CBP Agriculture Specialists in Florida Shine in Defending American Agriculture Across the Sunbelt
MIAMI — U.S. Customs and Border Protection (CBP) agriculture specialists have already intercepted a dozen significant and potentially destructive pests this year at various ports of entry in Florida as part of the agency's all-encompassing efforts to safeguard American agriculture.
Unknown pests pose a significant risk in agriculture due to a lack of knowledge in controlling the pests and the extent of damage they can cause to crops. U.S. Department of Agriculture (USDA) entomologists recently classified eight pests discovered by CBP agriculture specialists in Florida as first-in-the-nation interceptions and another pest as a new species.
Each year, highly-trained CBP agriculture specialists intercept tens of thousands of “actionable pests” nationwide. They are highly-trained and specialized professionals who work tirelessly, and they are constantly vigilant in targeting, detecting, and intercepting fruit and vegetable imports that may contain hidden threats, particularly pests and diseases, which can have devastating effects on both consumer safety and our nation’s economy.
CBP agriculture specialists often intercept these pesky insects through ports of entry such as Miami International Airport, Port Everglades, Miami's Seaport and Port of Jacksonville.
“A single pest can potentially cause millions of dollars worth of damage and CBP agriculture specialists in Florida are truly the first line of defense,” said Miami/Tampa Field Office Director of Field Operations Diane Sabatino."CBP's agriculture specialists across the sunshine state play a critical role in safeguarding the U.S. agriculture industry and the nation's economy."
According to the U.S. Department of Agriculture, agriculture is the largest industry and employment sector in the United States, with more than $1 trillion in annual economic activity.
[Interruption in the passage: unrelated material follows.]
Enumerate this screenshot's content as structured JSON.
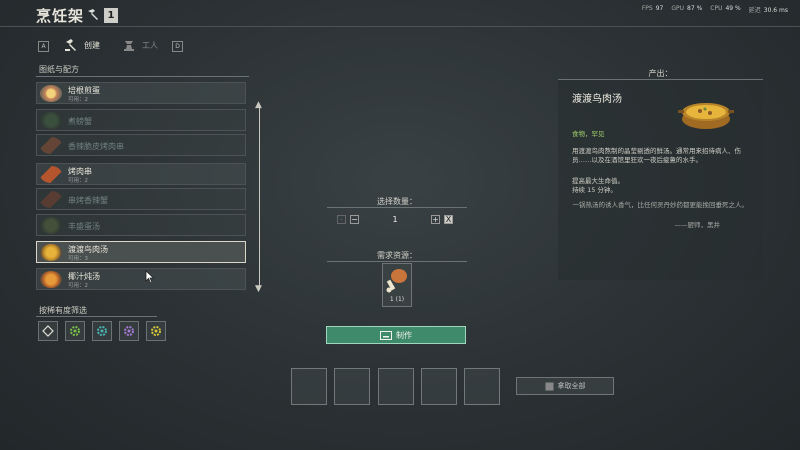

The potential impact of a pest coming into the United States can be catastrophic. For example, invasive species cause $138 billion annually in economic and environmental losses in the United States, including yield and quality losses for America’s agriculture industry.
On a typical day in fiscal year 2017, CBP agriculture specialists discovered 352 pests at U.S. ports of entry and 4,638 materials for quarantine. Travelers can check the general admissibility of fruits and vegetables by consulting the Animal and Plant Health Inspection Service website or the Fruits and Vegetables Import Requirements database.
CBP’s Miami/Tampa Field Office is uniquely tasked with protecting agriculture while permitting high risk agriculture commodities to flow through majors ports such as Miami International Airport. Due to its geographical significance, CBP’s national Centers of Excellence and Expertise for Agriculture & Prepared Products is based in Miami.